Uma pessoa que tenha crescido na cultura ocidental provavelmente não terá uma reação muito positiva à menção de insetos: a primeira coisa que viria à sua cabeça seria o inconveniente zumbido de um mosquito, que parece saber exatamente quando será aquela prova importante que requer uma boa noite de sono, ou as temíveis baratas, que, bom… dispensam explicações.
Porém, muito mais que meras inconveniências cotidianas (ou erros da natureza, como pensam os mais extremistas), os insetos são, na verdade, fontes bastante promissoras de diversos compostos de interesse, que já estão sendo aplicados no mercado de alimentos (e com um potencial incrível em vários outros).
Pequenos em tamanho, grandes em conteúdo, gigantes em população
Os insetos são ricos em nutrientes, especialmente proteínas e lipídeos; o conteúdo dessas substâncias varia entre as espécies e durante a fase de desenvolvimento. Eles possuem inúmeras vantagens quando comparados ao gado de corte, a fonte mais tradicional de proteínas, incluindo a alta taxa de reprodução, curto ciclo de vida e maior taxa de conversão alimentar. Também apresentam-se como um potencial mais ecológico, pois necessitam de menores quantidades de água, energia e terras agrícolas, e geram menores quantidade de gases do efeito estufa.

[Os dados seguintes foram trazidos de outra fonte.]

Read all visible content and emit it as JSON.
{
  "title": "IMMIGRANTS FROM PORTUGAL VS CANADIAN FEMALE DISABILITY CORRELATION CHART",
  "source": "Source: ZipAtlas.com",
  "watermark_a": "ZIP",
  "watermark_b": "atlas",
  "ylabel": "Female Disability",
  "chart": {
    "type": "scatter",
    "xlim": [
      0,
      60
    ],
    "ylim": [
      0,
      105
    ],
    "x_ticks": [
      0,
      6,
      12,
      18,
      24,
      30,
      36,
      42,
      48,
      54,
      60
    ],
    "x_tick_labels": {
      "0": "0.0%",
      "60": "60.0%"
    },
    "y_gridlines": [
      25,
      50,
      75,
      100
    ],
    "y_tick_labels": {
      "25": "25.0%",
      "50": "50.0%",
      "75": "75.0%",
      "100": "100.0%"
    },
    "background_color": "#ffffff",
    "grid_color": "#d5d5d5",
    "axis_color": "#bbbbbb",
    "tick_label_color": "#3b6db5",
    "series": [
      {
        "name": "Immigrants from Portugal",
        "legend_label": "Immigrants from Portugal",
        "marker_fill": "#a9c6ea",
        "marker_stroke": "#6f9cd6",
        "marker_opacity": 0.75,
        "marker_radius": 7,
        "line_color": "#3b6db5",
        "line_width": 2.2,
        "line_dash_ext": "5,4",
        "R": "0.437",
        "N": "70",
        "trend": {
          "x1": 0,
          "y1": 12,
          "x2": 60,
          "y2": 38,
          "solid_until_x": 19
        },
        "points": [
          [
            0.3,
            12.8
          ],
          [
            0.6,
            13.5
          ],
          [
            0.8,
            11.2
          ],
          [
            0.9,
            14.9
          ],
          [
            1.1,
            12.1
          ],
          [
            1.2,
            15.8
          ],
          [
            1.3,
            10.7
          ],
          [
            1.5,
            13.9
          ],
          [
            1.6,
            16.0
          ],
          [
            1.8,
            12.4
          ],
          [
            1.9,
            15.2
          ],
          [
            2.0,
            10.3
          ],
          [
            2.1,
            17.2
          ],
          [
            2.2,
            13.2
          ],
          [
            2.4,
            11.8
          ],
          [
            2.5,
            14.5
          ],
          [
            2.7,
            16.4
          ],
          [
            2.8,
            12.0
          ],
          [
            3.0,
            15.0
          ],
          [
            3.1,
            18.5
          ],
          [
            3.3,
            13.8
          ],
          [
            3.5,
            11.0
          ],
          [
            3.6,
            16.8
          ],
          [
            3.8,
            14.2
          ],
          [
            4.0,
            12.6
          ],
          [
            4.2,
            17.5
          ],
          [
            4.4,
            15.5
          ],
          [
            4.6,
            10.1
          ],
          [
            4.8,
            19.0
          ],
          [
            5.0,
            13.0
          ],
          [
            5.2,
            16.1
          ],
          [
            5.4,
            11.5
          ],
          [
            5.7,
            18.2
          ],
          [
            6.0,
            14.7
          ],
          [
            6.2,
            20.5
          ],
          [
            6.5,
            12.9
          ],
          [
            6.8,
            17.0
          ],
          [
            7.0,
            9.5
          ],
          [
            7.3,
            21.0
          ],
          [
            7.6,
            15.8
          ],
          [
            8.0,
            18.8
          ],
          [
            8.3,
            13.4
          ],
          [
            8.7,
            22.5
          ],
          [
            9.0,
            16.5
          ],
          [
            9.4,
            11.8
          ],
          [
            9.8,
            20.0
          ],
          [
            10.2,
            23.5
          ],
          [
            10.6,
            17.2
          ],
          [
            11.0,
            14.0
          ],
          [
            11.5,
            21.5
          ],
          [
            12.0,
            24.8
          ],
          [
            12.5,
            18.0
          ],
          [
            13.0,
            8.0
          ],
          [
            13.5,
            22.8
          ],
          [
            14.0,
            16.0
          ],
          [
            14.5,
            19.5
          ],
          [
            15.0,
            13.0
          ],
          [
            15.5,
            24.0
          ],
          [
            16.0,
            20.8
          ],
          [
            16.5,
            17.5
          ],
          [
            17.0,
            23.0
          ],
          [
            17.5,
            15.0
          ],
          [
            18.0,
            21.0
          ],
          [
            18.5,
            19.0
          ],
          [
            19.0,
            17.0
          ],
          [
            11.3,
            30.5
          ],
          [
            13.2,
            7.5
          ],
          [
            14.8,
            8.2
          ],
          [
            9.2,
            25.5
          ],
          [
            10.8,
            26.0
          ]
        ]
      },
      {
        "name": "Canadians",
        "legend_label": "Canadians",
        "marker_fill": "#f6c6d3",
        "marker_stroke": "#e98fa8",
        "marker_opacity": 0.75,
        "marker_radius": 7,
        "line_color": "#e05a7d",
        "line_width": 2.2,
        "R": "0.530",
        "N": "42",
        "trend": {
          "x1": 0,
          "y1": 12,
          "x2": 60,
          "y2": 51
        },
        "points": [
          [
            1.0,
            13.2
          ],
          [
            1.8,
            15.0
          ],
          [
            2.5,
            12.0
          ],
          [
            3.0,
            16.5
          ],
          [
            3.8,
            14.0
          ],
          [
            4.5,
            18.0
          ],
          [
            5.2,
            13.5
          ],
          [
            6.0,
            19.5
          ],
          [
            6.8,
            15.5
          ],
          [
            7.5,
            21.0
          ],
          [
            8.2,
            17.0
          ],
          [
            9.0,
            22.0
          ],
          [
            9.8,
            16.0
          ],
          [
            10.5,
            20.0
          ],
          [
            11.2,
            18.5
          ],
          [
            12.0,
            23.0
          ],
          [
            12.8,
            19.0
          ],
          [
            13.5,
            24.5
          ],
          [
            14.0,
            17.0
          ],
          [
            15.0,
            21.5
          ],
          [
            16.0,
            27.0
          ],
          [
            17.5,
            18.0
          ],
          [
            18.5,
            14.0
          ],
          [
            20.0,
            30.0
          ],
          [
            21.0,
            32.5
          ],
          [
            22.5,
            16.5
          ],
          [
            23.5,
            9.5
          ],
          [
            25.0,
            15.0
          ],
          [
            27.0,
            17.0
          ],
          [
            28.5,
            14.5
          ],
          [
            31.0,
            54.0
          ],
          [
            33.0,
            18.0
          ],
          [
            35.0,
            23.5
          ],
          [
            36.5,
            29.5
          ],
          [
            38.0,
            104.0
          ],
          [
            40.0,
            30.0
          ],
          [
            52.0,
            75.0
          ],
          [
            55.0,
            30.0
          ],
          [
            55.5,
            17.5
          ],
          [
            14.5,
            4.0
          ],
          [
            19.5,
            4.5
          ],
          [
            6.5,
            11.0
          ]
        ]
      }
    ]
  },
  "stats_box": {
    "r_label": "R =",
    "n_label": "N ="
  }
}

Todos esses fatores fazem com que a biomassa obtida no cultivo de grilos seja elevada em quantidade e relativamente fácil de ser obtida; além disso, muitos insetos conseguem crescer se alimentando de resíduos orgânicos, o que aumenta as vantagens da utilização desses organismos como matéria-prima com custo reduzido para a obtenção de compostos de interesse.
Mercado crescente
O mercado global de insetos atingirá o valor de 7,9 bilhões de dólares em 2030, segundo as projeções de ResearchAndMarkets.com. Esse mercado engloba a produção de insetos diretamente para o consumo humano ou animal e seus derivados, como farinha de insetos, barras e shakes de proteína, bebidas, entre outros.
A aversão das pessoas à entomofagia na cultura ocidental e ao uso de insetos de forma geral pode ser uma barreira à utilização direta na alimentação humana pelos próximos anos, até que diminua o preconceito e a associação desta prática à fome e à “falta de comida” em países em desenvolvimento. Para contornar esse problema, uma alternativa seria o uso indireto dos insetos – ou seja, extrair os componentes de interesse para formular produtos inovadores. O PB vai te mostrar como as biotransformações podem ser uma ferramenta incrível para produzir la crème de la crème desses pequenos serezinhos.
Aplicações industriais
As proteínas e os peptídeos na indústria farmacêutica
São encontradas nos insetos inúmeras proteínas que possuem diversas propriedades biológicas de interesse farmacêutico, como atividades antioxidante, anti-inflamatória, anti-hipertensiva e anticarcinogênica; um dos maiores potenciais farmacêuticos provenientes dos insetos é, no entanto, a grande quantidade de peptídeos antimicrobianos (AMPs) encontrados em várias espécies, como a larva da mariposa gigante de seda Hyalophora cecropia, produtora do primeiro AMP de insetos purificado, a cecropin.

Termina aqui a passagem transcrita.